Due to the lengthy nature of deployment in Iraq and Afghanistan, the UK’s back office has been forced to address both short and long-term requirements. The back office supports the UK’s deployed forces in a range of ways. Overseas operations are dependent on an efficient and effective supply of materials and equipment, which must be up to the tasks involved – all the way through to the post-conflict period and beyond. Furthermore, the well-being of serving troops must be ensured through facilities that cater for the rigours of today’s operations and the needs of post-deployment.
With this in mind, British current affairs publication New Statesman organised a high-profile round table discussion that recognised the growing importance of the military support chain. A strong focus was put on the positive and valuable roles the military play in complementing the UK’s foreign policy and international development agenda. It also highlighted opportunities to share and transfer best practice in areas such as civil governance, healthcare and resource management.
Equipped to deal with the matter in hand
The ongoing support of urgent operational requirements (UORs) is likely to place increasing stress on the military support chain at a time of economic downturn and uncertainty over future military initiatives. There is a possibility that the rising demand for military capability and equipment reliability at lower costs could create tension or vulnerability in the support chain. Former Secretary of State for Defence John Hutton, who stood down from his position following Prime Minister Gordon Brown’s cabinet reshuffle in June 2009, has therefore outlined the changing nature of operations, particularly in Afghanistan.
“The issue of equipment is fundamental. The equipment available in theatre now is the best that it has been, according to those in theatre,” Hutton says. “I think the protective mobility programme we have invested in has been very substantial. The firepower of the infantry has been dramatically improved. We have a much more capable body of soldiers, capable not just of defending themselves effectively but also of taking the fight to the insurgents in a way that has not always been the case.
“Now, that has not happened by accident. It has been a lot of effort, policy effort, a lot of resources have gone into re-equipping and retooling British forces in Afghanistan, and we have a very capable force in there. Not every procurement challenge has been met and mastered. There is more we are going to need to do as the nature of the security challenge we face there changes. It has gone through a very substantial change in the past 12 to 18 months in Afghanistan.”
The merger of Ministry of Defence (MoD) departments to form the Defence Equipment and Support Department (DE&S) in 2007 was seen as a major step forward in simplifying and securing efficiencies in the supply chain. It has been realised since, however, that further integration of financial, planning and commercial processes is still required.

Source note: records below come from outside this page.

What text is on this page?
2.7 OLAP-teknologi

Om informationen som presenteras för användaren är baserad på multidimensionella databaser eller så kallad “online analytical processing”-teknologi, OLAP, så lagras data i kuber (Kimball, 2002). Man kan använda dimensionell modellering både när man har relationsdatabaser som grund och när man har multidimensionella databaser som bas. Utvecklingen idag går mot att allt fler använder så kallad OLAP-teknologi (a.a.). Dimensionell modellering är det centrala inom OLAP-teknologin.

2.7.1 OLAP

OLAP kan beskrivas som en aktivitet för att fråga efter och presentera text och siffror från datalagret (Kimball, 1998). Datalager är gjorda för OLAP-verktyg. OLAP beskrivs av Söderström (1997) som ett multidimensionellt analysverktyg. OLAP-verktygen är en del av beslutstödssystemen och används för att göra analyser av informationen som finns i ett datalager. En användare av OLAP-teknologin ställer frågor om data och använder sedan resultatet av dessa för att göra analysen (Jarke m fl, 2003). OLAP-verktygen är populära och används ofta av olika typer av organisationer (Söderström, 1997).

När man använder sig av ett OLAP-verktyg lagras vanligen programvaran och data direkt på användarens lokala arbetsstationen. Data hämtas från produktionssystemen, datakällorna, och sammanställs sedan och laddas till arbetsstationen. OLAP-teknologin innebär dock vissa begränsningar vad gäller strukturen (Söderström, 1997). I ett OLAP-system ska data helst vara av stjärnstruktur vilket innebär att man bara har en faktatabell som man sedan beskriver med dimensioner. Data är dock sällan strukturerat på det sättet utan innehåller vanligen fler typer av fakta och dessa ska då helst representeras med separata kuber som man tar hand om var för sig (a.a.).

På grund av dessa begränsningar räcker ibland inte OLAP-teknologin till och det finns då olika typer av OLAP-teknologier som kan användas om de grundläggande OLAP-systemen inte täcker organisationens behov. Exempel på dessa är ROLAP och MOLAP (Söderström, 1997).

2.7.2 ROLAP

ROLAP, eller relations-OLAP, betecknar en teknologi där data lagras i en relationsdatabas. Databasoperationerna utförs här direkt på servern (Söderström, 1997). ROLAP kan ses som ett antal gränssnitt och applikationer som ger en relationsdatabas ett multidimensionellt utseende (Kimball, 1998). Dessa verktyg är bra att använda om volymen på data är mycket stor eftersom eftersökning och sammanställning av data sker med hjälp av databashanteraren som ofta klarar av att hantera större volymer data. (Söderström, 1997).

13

The military support chain often has to deal with uncertainty over funding, delays to programmes, unpredictability of demand, long and detailed competitive processes – all of which potentially can drive up costs and negate improvements.
The defence industrial strategy began addressing some of these issues when it was introduced in 2005 by proposing longer-term partnering arrangements with major equipment providers. The idea is that longer-term contracts and collaborative relationships with industry flow down through the support chain and enhance its stability and realise efficiencies through closer working, simplification of requirements and clear information flows.
There has, however, been mixed responses to its actual work-in-progress. The commercial director for the Ministry of Defence, Amyas Morse, says he believes the programme is still alive and kicking.
“The defence industrial strategy is not just a bit of paper. It is how we work with the defence industry – as partners and colleagues, solving complex problems in a business-like and open way. So it is important to keep on publishing and developing policy. In fact, during the time since the first defence industrial strategy, we have continued discussions with industry, working on and developing shared policy views,” says Morse.
“I think we have started building a way of working closely in industry and we have made great progress. It is definitely fully open, but on a systems-integrated basis with a lot of our suppliers we could work better together then we do now. If we actually allow information to drive our work together, we will get more efficient and faster than even we are, and we are improving.”
The use of optimised support planning to better understand the forward demand for equipment and spares has also allowed the MoD’s support chain work to progress. Such a system needs to be continuously rolled out across all areas to improve availability across all capabilities.
Evidence of such an approach proving successful can be found with defence ministries in France and The Netherlands, which have understood the need for an integrated approach to planning and are both investing in single enterprise-wide systems.
The DE&S is reportedly considering options through the future logistics information services programme, to integrate the legacy of systems currently in operation. This work is likely to focus on the business intelligence required to improve operations and reduce support costs.
Some sources, however, believe that to simplify, secure and seek efficiencies in the military support chain, further investment is required in the people, the process and the systems. Hutton says he does not feel this is exactly true.
“We have the adequate resources we need to the job. I think if here is one area that is fundamentally critical, where we have to focus our effort and resources, it is the civilian military strategy and the joins between the two. Modern counterinsurgency operations are at the heart of it,” Hutton says.
“The British soldiers are a phenomenal body of people and do a brilliant job, but I think it is joining up this very complicated suite of tools and instruments and policy. That is where the heat is. That is where we have to do better.”